Le diplomate onusien devait tenter de faire revenir les délégations des ennemis syriens au Palais des nations de Genève, au lendemain d'une journée qui a vu le processus de discussions indirectes sombrer dans une totale confusion. Ces pourparlers, arrachés sous la pression internationale, visent à enclencher un processus de règlement politique d'un conflit qui a fait plus de 260.000 morts et des millions de réfugiés depuis mars 2011.
"L'échec est toujours possible, particulièrement après cinq ans d'une guerre horrible", a reconnu M. de Mistura mardi soir sur la Radio Television Suisse. "Mais s'il y a un échec cette fois-ci, il n'y aura plus d'espoir", a-t-il ajouté, reconnaissant un peu plus tard sur la BBC que "le niveau de confiance entre les deux parties était proche de zéro".
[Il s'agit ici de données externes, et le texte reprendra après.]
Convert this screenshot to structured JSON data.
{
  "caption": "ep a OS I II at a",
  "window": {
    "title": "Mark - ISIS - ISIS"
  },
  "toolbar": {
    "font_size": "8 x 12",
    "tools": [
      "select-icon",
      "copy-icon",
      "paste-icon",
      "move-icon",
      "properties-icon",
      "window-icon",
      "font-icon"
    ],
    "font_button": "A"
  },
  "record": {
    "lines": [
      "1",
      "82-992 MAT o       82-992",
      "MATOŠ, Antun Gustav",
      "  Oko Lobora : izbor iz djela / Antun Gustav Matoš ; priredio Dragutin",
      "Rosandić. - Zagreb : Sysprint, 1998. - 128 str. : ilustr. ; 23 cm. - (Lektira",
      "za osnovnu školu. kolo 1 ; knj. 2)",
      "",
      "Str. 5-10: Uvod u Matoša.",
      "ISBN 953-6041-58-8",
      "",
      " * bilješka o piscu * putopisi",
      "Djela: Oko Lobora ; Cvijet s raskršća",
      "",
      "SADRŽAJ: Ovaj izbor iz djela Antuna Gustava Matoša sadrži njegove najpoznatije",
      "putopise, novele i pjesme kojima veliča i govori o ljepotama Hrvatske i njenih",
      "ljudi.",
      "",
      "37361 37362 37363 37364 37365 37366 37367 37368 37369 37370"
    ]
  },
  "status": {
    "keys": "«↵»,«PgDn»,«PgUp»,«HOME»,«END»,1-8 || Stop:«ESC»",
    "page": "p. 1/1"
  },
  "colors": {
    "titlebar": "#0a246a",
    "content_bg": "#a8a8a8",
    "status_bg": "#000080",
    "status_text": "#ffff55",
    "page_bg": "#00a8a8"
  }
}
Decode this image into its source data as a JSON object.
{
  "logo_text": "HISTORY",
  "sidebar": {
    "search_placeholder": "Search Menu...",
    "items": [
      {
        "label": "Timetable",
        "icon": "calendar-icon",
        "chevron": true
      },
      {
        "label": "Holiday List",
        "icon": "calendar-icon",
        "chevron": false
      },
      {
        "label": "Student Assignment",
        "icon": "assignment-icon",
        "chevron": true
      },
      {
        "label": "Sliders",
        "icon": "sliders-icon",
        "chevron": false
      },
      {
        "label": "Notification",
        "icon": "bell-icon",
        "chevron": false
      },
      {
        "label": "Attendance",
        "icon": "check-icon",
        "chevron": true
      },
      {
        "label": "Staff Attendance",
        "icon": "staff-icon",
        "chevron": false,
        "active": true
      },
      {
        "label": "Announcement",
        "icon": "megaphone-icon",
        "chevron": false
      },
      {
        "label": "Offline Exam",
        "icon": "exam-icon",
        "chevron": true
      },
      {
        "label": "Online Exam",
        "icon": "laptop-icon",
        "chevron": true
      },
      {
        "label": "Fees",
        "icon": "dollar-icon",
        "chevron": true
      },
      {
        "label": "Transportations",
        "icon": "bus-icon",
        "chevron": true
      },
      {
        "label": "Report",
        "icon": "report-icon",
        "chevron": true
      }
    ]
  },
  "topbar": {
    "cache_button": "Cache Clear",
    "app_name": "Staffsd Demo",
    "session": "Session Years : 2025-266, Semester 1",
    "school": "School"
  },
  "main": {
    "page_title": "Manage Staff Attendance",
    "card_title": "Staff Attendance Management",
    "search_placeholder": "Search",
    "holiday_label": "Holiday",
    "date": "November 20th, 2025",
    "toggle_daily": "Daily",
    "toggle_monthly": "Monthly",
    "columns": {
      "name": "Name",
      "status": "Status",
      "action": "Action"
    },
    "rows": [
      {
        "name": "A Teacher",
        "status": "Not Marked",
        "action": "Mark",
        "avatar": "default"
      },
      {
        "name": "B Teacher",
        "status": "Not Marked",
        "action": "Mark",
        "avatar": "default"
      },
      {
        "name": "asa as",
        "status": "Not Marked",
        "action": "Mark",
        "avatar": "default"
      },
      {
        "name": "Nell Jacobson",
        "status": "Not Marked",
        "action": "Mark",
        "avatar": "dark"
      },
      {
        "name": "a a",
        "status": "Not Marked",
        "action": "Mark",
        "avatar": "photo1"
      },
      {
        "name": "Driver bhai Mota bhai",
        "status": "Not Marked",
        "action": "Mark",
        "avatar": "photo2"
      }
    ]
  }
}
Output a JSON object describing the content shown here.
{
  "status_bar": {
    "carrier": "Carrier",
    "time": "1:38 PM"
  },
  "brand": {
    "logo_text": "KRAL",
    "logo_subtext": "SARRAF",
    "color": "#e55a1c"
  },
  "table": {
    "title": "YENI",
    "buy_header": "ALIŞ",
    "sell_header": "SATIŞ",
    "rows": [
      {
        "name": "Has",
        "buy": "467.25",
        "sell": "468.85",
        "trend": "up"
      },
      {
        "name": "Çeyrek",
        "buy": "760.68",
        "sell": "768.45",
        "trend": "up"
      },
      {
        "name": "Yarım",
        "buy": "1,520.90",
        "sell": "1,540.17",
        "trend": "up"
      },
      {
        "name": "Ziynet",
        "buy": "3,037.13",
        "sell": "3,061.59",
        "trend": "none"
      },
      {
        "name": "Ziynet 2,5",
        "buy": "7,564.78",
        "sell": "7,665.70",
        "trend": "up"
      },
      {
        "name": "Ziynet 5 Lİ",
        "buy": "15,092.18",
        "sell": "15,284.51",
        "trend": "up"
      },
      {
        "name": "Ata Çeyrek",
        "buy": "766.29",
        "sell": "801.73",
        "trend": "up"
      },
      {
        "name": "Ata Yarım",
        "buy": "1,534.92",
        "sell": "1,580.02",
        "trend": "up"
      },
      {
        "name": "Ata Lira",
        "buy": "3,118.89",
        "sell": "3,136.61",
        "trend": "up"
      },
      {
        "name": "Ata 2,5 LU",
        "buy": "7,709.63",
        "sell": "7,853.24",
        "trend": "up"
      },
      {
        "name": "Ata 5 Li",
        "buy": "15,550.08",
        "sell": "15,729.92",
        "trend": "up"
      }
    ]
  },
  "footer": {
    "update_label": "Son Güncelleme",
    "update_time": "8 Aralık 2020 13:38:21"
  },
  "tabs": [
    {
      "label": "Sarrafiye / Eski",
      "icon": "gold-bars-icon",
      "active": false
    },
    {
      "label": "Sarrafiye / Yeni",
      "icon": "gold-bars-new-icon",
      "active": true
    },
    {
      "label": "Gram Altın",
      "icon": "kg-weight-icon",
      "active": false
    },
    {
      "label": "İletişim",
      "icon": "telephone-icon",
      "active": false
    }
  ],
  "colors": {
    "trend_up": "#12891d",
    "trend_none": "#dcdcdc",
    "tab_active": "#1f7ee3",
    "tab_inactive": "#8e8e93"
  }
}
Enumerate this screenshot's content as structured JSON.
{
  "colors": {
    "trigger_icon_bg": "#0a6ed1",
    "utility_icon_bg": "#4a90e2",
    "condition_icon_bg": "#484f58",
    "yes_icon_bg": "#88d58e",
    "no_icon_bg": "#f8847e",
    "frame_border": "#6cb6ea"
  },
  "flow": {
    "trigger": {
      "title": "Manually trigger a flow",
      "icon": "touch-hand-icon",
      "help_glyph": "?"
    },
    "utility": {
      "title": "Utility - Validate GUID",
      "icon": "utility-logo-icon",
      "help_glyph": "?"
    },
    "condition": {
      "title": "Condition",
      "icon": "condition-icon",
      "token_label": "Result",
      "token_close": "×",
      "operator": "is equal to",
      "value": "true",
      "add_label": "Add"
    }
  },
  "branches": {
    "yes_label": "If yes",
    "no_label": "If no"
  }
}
D'un côté, le régime de Damas se plaint de ne pas avoir d'interlocuteur "sérieux" pour entrer dans les discussions indirectes, et a de nouveau réclamé de connaître la composition de la délégation adverse. L'ambassadeur syrien à l'ONU Bachar al-Jaafari, qui mène la délégation du régime, s'est même payé le luxe de contredire l'émissaire de l'ONU qui avait affirmé que les pourparlers de Genève avaient officiellement commmencé.
"Nous sommes encore dans la phase préparatoire", a déclaré mardi M. al-Jaafari après plus de deux heures d'entretien avec M. de Mistura. "Nous attendons toujours de savoir avec qui nous allons négocier et sur quel ordre du jour", a-t-il ajouté.
De l'autre côté, l'opposition est dans une position très délicate, écartelée entre sa volonté de ne pas apparaître comme celle qui ferait échouer un processus de paix, et son refus d'entrer dans une négociation alors que la guerre ne connaît aucun répit.
Rassemblée dans le Haut Comité des négociations (HCN), qui comporte des politiques et des militaires , l'opposition a annulé son rendez-vous de mardi avec M. de Mistura au Palais des nations, accusant la communauté internationale d'être "complètement aveugle" face à la tragédie syrienne, en particulier devant l'ampleur des bombardements russes.
Les forces prorégime, soutenues par d'intenses raids menés par l'aviation de Moscou, progressent dans la province syrienne d'Alep (nord) avec l'objectif de briser le siège de deux localités chiites et couper une route d'approvisionnement des rebelles. Selon l'Observatoire syrien des droits de l'Homme (OSDH), les Russes ont effectué 320 frappes depuis lundi dans ce secteur, tuant 18 civils mardi. "Un nouveau massacre est en train de se produire en Syrie et personne ne fait rien, ne dit rien, la communauté internationale est totalement aveugle", a accusé le porte-parole de l'opposition, Salem al-Meslet. "Ce que les forces de Damas et leurs alliés sont en train de nous dire, c'est que le processus politique de Genève ne vaut pas un clou à leurs yeux", a renchéri une responsable de l'opposition, Bassma Kodmani.
Depuis Rome, où il participait à une réunion de la coalition contre les jihadistes de l'Etat islamique, le secrétaire d'Etat américain John Kerry a exhorté l'opposition à négocier malgré les bombardements.
Mais "comment accepter d'entrer dans une négociation quand vous avez une pression militaire sans précédent ?", s'interroge une source diplomatique occidentale, estimant que les Russes "agissent en Syrie comme en Tchétchénie", république séparatiste dont la capitale Grozny fut littéralement rasée par l'armée russe il y a 10 ans.
Outre l'arrêt des bombardements, l'opposition réclame aussi la libération des détenus et la levée des sièges d'une quinzaine de villes.